‘One of deadliest attacks’: 50 ISIS militants reported dead in Kobani assault
The fighting, which took place on Saturday and early Sunday, was reportedly one of the deadliest 24-hour periods for IS militants since they launched a mid-September assault to seize the city from its predominantly Kurdish population, the British-based Syrian Observatory for Human Rights said.
Eleven Kurdish fighters were also killed, according to the group.
Meanwhile, the Observatory also said the coalition had launched 30 airstrikes in and around the northeastern city of Raqqa – the de facto capital of the IS in Syria.
The strikes targeted both positions in the city and the sprawling Division 17 airbase, which the IS seized from the Syrian military earlier this year.
No information regarding casualties has been released so far.
The reports indicate a significant shift in momentum for Kurdish forces, which have been bolstered both by compatriots from Iraq and the US-led air campaign which began on September 23.

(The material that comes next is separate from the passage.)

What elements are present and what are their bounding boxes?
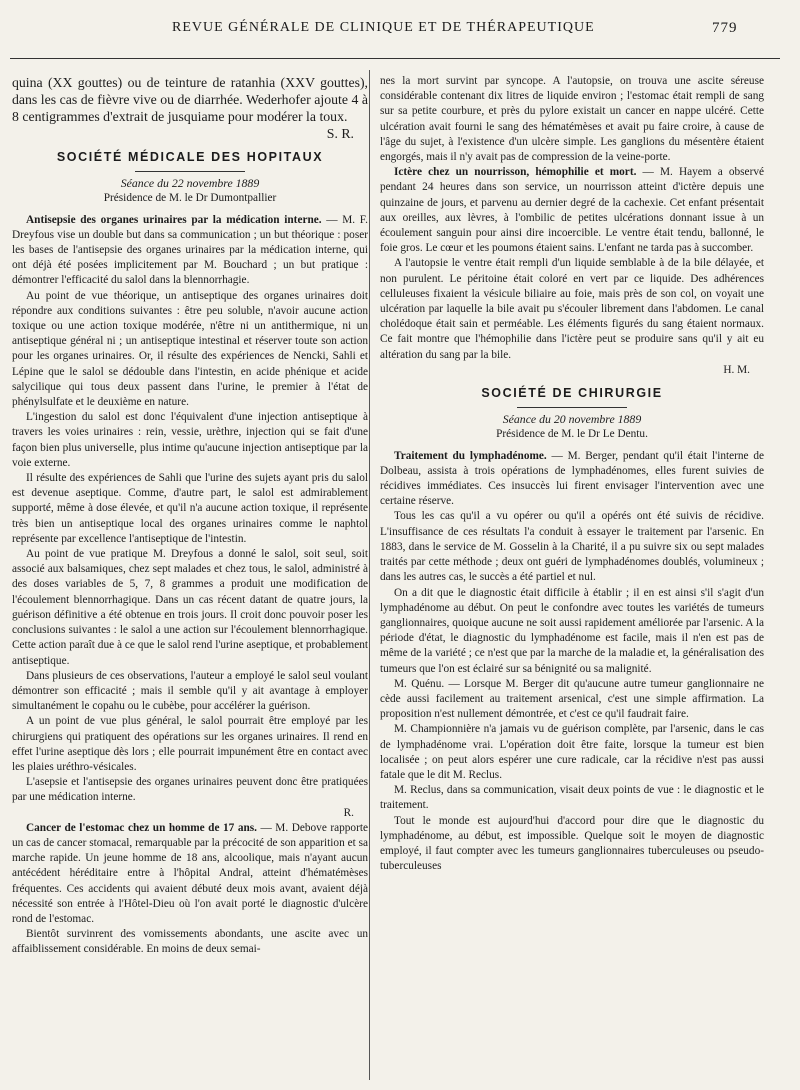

John Allen, the US coordinator of the coalition, said earlier this week that at least 600 IS fighters had been killed in airstrikes so far, AFP reports. He added that by concentrating its forces on Kobani, the militants had made themselves easy targets for coalition warplanes.
Syrian Foreign Minister Walid Muallem, however, said the airstrikes would ultimately be ineffective unless Turkey closed its borders to militants.
Muallem’s claims are likely to be strengthened by reports that the IS launched its first attack against Kobani from Turkish soil on Saturday.
According to Nawaf Khalil, a spokesman for Syria's prominent Kurdish Democratic Union Party, IS forces advanced from Turkish territory to attack the border crossing between the embattled city and Turkey.
The Islamic State "used to attack the town from three sides. Today, they are attacking from four sides," AP cited Khalil as saying.
Heavy fighting, in which IS used tanks to bolster their ground forces, also took place southwest of Kobani.
Ankara has yet comment on reports Turkish soil has been used as a staging ground for IS to launch attacks.
Turkey has characterized the presence of IS on its borders as a “strategic risk and threat,” but has so far balked at US calls to employ military force to stem the tide of jihadist forces.
Despite broad regional and international support for the Kurds fighting in Syria, Ankara has resisted any moves which could bolster its own 13.4-million-strong Kurdish population.
In October, Turkish President Recep Tayyip Erdogan said that the Syrian Kurdish PYD (Democratic Union Party) in Kobani is "no different" to the Kurdistan Workers Party (PKK).
The PKK is banned in Turkey as a terrorist organization for leading a 30-year struggle against Ankara in order to create a Kurdish autonomous region in southeastern Turkey.
Ankara has previously demanded that US-military action against the government of embattled Syrian President Bashar Assad would be a pre-condition for increased cooperation in the fight against the IS.
Damascus has accused Turkey of supporting "terrorism" due to its support for Syrian opposition fighters. Turkey has denied the allegations.